Gravado em vídeo, o massacre público cometido por homens, mulheres e até crianças contra a dona de casa Fabiane Maria de Jesus teve seu horror amplificado pela constatação de que a vítima confundida com uma sequestradora de crianças, a partir de um retrato-falado difundido em redes sociais, era completamente inocente das acusações.
Mas, e se ela fosse culpada, o linchamento seria justificável?
Para quem acredita na democracia, a resposta é não. O problema é que, no Brasil, o sistema democrático ainda está engatinhando, avalia Guilherme Arruda Aranha, coordenador de pesquisas do Instituto Norberto Bobbio e professor de direito da PUC-SP.
- Existe uma má compreensão do que é a democracia.
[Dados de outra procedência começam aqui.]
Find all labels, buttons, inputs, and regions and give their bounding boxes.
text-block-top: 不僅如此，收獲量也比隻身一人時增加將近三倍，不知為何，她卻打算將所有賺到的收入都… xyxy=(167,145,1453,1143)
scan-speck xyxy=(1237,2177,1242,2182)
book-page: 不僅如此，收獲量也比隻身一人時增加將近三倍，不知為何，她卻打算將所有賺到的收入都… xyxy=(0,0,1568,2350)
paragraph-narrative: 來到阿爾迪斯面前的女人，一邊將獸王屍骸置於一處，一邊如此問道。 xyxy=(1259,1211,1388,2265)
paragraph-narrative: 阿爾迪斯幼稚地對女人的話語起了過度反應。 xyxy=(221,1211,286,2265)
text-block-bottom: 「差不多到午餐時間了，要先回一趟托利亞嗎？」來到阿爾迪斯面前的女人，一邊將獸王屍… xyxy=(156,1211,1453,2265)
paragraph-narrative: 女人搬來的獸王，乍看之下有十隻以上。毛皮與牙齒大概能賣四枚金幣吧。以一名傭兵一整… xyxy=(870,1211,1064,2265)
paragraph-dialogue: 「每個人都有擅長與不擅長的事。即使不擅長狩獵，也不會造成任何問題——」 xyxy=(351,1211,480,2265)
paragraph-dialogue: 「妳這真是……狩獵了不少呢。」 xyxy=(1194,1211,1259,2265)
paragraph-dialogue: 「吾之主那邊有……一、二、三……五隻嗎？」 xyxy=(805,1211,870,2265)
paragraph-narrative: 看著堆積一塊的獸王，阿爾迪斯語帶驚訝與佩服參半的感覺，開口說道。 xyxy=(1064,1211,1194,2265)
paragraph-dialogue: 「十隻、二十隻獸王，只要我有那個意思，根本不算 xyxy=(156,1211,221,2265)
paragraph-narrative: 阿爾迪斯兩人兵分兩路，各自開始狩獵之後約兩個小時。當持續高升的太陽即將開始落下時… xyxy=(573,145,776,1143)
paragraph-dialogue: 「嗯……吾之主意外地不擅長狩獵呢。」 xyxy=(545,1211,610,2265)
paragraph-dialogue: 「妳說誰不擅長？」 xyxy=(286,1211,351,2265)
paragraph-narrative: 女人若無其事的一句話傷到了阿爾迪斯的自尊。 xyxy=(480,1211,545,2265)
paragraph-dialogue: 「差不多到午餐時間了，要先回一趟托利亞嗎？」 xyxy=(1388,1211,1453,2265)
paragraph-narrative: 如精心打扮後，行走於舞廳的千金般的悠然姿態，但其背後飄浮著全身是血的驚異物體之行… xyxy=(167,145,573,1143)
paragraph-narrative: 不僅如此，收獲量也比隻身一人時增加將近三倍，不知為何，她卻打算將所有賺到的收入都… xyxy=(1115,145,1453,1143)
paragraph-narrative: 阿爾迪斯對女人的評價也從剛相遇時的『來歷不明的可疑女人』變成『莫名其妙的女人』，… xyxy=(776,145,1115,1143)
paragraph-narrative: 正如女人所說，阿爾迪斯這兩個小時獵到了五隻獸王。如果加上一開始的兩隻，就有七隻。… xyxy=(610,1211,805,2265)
Não chega a ser uma desilusão com o sistema, mas o próprio desconhecimento do que é a democracia - analisa.
Depois de 20 anos de ditadura militar e uma história entrecortada por períodos autoritários, o Brasil ainda estaria suscetível às ilusões de segurança trazidas por punições rápidas e severas, à revelia do processo de defesa. A mesma fatia da população que apoia os justiçamentos seria aquela que associa a ideia de direitos humanos a uma espécie de "privilégio" para quem descumpre a lei - representada por porta-vozes como a apresentadora de televisão Rachel Sheherazade, que defendeu em rede nacional o direito de "cidadãos de bem" espancarem infratores como "uma legítima defesa coletiva de uma sociedade sem Estado contra um estado de violência sem limite".
- Na democracia a Justiça leva tempo, o assunto sai da mídia, e as pessoas acham que não acontece nada. Condeno o linchamento em qualquer caso, mas esses enganos revelam o lado mais cruel, do que significa dar uma resposta imediata e matar um inocente. Morreu recentemente o proprietário da escola de Base, acusado de abuso sexual. Ele também sofreu um linchamento moral, social. E foi um erro - ressalta Arruda.
Outro fator a ser considerado ao se analisar a nova onda de linchamentos no país é o contexto político. Depois das manifestações que varreram o país em junho do ano passado, além do sentimento de indignação que insuflou a nação, ficou ainda mais explícito o despreparo e a violência policial - cotidianamente vivenciados por moradores de periferia, mas até então ignorados pela classe média.
- Isso aumenta a percepção de que a mudança só pode ser feita por violência. É preciso mudar a concepção de Justiça, e isso começa com uma polícia mais investigativa e menos abusiva - defende a professora Alba Zaluar, professora de antropologia da Universidade Estadual do Rio de Janeiro (UERJ) e autora de
livros como Violência, Cultura e Poder (FGV, 2000).
Ao permitirem o compartilhamento de opiniões e informações na velocidade de um clique, as redes sociais contribuem para disseminar estados de ânimo acirrados. Pessoas que individualmente não se sentiriam encorajadas a defender certas posições, ao encontrarem outros que pensam parecido, podem dar vazão a manifestações extremas.
- Hoje, quando acontece alguma coisa é divulgado mais rapidamente, e aumenta a sensação de que não dá para confiar na polícia, nas instituições. Existem tribos da cultura do ódio. Boaventura de Sousa Santos escreve sobre a emergência do fascismo societal, um certo fascismo enraizado que favorece a cultura do ódio contra o outro, contra o diferente - diz o sociólogo Rodrigo de Azevedo, integrante do Fórum Brasileiro de Segurança Pública e coordenador do Programa de Pós-Graduação em Ciências Sociais da PUC-RS.
Ao mesmo tempo em que as redes são canais para estimular a liberdade, podem propagar sentenças apressadas como os que redundaram na morte de Fabiane. E o compartilhamento apressado de uma informação duvidosa pode ser a primeira pedra para um linchamento moral.